Some people would have you believe that the reasons for this are difficult and not clearly understood. Because of this there is a human tendency to attribute agency, and assume somewhere in the process we are deliberately being screwed. I would tend towards a different explanation, that I believe most programmers would agree with. At installation time a computer system exists in a state of low-entropy. The variations between systems are due to different sets of drivers on different hardware, or different selections of features and services. The installer is simply a program that builds a known target state on the system. As a programmer I always like it when my program is trying to build a value that I know. Good times.
During most uses of a system it experiences unpredictable, unknown, changes. The system tends towards a higher state of entropy. Every piece of software that is installed, every change of driver, every update or upgrade of code creates more uncertainty about the state of the system. Eventually it reaches a state of maximum entropy - the heat-death of a computer, at which point an expert is summoned to "wipe all of that crap off and install it fresh". The cycle continues, after all thermodynamics does not take prisoners and the outcome is inevitable.

Problem statements

  1. System upgrades create more entropy than system installs. This should be read as a diagram of "non-commutativity", i.e normal use + upgrade ≠ upgrade + normal use. The circles should be seen as estimates of "valid possible states / configurations". The amount of uncertainty / entropy is indicated by the number of circles.
  2. Configuration drift destroys robustness. Robustness should be interpreted as doing the least surprising thing. Editing the configuration of a live system until it seems to work does not create the least surprise.
  3. Even the fastest human expert imposes latency on fixing a system. If I type really fast then I can mimic a very slow script. Maybe.
  4. Reliability is easiest to achieve through redundancy. Robustness requires returning to a known state. When something breaks it needs a backup. If something has become questionable it helps if the backup is not also screwed.
  5. The higher the degree of system entropy the less secure the system. If we know things then we can rule out attack surfaces. Pop quiz: which is more secure, a dynamic IP or a static one. Sensible answer: why would it make a difference, the information exchange between the dhcp server and dhcp client only needs to convey MAC addresses and IP addresses. Real world answer: programmers are lazy idiots, and both dhcp servers and clients use bash to process strings in the protocol. Unless patched and verified using DHCP opens a system to the shellshock exploit.

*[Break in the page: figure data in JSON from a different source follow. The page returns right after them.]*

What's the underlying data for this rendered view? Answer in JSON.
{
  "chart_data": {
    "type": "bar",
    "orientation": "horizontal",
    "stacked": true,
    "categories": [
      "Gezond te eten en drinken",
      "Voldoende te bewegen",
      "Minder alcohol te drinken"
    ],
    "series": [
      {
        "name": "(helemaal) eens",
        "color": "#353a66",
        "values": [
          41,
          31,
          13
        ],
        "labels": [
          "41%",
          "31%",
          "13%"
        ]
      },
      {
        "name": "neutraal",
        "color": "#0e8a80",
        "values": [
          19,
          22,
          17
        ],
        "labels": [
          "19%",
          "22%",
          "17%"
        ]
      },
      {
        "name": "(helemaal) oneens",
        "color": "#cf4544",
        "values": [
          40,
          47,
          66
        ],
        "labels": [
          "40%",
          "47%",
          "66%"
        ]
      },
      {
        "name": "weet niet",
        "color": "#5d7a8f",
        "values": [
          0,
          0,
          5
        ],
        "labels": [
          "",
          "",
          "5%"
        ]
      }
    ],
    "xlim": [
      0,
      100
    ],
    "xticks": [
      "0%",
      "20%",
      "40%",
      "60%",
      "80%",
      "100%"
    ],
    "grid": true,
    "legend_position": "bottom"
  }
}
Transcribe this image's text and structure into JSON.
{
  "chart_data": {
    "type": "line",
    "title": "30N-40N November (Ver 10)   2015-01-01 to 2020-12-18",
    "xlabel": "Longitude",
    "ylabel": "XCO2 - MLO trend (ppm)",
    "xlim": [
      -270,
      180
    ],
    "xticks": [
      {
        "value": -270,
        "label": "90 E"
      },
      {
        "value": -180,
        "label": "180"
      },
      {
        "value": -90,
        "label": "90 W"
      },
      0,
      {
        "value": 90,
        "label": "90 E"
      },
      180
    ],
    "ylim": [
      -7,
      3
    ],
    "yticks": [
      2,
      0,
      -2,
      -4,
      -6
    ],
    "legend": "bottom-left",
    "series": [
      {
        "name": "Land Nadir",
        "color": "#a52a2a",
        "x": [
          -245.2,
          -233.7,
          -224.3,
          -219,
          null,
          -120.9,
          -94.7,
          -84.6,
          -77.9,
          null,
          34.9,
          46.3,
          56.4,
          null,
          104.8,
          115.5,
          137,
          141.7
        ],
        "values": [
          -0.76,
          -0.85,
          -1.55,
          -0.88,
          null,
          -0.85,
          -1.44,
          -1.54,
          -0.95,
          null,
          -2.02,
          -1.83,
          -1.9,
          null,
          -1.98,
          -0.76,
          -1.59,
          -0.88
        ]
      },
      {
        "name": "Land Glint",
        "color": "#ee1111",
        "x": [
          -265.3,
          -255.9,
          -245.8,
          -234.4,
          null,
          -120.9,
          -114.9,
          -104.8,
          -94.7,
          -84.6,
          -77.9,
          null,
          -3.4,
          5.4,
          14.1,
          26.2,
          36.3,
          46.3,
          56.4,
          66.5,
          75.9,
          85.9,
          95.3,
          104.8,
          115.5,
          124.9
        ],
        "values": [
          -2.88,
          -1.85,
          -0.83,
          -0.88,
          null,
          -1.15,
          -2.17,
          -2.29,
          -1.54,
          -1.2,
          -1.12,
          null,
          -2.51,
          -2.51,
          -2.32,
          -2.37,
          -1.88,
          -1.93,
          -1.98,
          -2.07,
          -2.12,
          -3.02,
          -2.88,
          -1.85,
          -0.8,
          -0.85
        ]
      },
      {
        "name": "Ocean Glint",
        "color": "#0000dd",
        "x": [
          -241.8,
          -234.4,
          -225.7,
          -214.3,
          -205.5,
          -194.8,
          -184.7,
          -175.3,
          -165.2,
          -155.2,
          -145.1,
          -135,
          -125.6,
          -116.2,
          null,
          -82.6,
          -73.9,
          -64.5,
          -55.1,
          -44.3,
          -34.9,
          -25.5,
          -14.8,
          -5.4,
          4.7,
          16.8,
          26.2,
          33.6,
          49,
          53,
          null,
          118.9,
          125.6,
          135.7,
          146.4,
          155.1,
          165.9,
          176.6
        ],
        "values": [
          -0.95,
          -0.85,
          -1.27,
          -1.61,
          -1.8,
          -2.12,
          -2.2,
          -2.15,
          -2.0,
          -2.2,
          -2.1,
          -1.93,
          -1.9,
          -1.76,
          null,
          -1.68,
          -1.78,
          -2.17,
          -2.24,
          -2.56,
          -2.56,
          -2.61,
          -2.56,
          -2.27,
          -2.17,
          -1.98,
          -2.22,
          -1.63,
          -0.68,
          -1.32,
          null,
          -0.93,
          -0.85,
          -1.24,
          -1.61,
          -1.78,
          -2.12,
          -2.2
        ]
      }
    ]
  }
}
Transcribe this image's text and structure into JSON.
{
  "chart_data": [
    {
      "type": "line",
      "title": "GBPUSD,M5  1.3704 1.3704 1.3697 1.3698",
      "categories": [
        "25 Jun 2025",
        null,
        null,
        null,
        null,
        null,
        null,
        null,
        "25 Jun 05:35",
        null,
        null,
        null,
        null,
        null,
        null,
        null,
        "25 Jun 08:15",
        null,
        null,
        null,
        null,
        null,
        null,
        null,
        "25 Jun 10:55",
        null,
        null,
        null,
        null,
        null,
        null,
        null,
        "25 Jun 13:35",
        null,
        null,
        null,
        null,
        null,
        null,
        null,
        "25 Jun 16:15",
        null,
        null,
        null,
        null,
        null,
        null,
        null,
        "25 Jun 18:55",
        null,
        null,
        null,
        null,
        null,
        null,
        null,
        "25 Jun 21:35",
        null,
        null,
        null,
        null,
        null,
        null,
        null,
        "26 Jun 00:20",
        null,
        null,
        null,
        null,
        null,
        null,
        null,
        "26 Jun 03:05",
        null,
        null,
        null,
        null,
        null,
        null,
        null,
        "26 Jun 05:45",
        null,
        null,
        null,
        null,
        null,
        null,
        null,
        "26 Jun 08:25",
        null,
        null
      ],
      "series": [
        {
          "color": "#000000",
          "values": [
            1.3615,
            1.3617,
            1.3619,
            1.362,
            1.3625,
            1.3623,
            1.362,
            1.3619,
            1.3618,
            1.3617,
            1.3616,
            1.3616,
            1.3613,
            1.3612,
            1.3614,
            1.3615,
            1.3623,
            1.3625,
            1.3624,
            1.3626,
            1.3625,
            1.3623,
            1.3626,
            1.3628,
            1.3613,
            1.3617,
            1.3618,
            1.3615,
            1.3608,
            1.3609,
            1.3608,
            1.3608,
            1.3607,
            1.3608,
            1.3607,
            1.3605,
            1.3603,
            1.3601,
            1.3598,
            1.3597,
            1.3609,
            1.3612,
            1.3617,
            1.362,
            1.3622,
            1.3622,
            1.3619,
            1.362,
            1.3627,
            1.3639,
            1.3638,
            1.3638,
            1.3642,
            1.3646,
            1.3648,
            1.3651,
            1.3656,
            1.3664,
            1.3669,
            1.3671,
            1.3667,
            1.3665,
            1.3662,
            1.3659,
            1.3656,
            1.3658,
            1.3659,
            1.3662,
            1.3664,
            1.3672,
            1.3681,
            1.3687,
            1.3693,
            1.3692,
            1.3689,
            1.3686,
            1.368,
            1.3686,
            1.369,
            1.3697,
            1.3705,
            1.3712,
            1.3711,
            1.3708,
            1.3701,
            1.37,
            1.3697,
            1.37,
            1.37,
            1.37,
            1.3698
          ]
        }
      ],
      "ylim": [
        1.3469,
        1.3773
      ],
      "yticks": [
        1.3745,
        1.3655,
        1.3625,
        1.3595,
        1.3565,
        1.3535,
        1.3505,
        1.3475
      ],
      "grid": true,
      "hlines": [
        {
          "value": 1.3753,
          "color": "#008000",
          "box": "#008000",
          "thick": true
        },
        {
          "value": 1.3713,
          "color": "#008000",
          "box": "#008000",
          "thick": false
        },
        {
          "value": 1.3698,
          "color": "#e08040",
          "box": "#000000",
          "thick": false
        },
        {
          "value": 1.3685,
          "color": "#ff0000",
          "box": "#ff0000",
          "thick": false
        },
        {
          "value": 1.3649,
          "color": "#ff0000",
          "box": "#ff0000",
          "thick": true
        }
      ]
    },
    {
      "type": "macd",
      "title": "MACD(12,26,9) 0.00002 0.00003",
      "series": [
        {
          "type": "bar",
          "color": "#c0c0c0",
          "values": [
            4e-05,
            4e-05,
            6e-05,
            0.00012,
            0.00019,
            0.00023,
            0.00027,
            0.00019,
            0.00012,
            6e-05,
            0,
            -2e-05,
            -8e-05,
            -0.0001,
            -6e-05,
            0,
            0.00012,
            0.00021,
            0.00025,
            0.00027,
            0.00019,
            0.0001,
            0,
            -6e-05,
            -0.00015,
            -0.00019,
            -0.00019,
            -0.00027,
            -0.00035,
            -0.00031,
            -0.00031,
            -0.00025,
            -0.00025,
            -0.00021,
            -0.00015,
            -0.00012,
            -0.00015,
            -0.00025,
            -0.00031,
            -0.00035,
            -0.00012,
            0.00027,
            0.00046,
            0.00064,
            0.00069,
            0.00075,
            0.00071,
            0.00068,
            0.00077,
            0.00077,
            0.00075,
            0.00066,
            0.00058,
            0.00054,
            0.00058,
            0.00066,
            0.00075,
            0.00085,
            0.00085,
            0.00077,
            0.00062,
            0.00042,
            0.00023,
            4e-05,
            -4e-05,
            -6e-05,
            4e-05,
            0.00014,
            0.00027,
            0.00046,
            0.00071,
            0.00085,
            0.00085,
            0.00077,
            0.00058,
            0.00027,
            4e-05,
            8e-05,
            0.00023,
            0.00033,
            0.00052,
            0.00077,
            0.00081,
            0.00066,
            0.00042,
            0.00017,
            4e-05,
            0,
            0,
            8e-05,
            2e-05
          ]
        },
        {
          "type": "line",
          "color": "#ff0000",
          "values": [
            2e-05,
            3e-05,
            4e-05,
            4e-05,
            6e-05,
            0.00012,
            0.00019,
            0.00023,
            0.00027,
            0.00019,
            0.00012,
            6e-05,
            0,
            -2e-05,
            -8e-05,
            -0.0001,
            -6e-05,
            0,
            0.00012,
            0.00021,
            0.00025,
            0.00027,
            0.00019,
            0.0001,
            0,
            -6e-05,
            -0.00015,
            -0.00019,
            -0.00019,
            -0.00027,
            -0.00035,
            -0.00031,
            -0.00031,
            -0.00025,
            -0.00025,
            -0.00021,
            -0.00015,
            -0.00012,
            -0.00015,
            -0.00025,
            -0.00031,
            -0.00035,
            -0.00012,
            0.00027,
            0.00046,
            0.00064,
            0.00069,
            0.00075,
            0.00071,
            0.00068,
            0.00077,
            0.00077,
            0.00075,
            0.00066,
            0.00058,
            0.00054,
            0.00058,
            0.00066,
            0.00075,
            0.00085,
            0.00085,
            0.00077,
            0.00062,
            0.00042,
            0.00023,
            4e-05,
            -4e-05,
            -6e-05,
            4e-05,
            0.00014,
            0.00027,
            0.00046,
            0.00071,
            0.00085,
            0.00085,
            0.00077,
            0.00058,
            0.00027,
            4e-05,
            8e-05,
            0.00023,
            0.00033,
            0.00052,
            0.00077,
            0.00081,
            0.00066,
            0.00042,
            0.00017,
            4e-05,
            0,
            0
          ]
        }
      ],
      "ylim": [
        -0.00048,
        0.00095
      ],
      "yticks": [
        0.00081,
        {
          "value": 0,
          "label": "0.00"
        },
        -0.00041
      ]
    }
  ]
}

Solution (to be developed over series)

Automated installation and deployment. Ok, so can we unpack this a little to get an idea of why this would be a solution (all details in upcoming posts):
  1. Avoid upgrading the system, capture the target as a delta from the default install, reapply the delta to an install of the new version. This is "the other pathway" on the diagram above.
  2. Never reconfigure anything on the target. Preseed and script all configuration and installation. This allows deployment of the system into a development environment with some reassurance that the config matches the live system.
  3. A preseeded installer can rebuild a system in about 10 minutes. Not to the clean OS install, but to a fully working system with working data downloaded from source control.
  4. Configuration changes are captured in the version control for the system that builds the installer.
  5. All configuration is documented. In the longer term it seems interesting to make the target system read-only to enforce this - running in a similar manner to a live distribution. This closes all the holes - if there is no root on the target box, then no attacker can own it.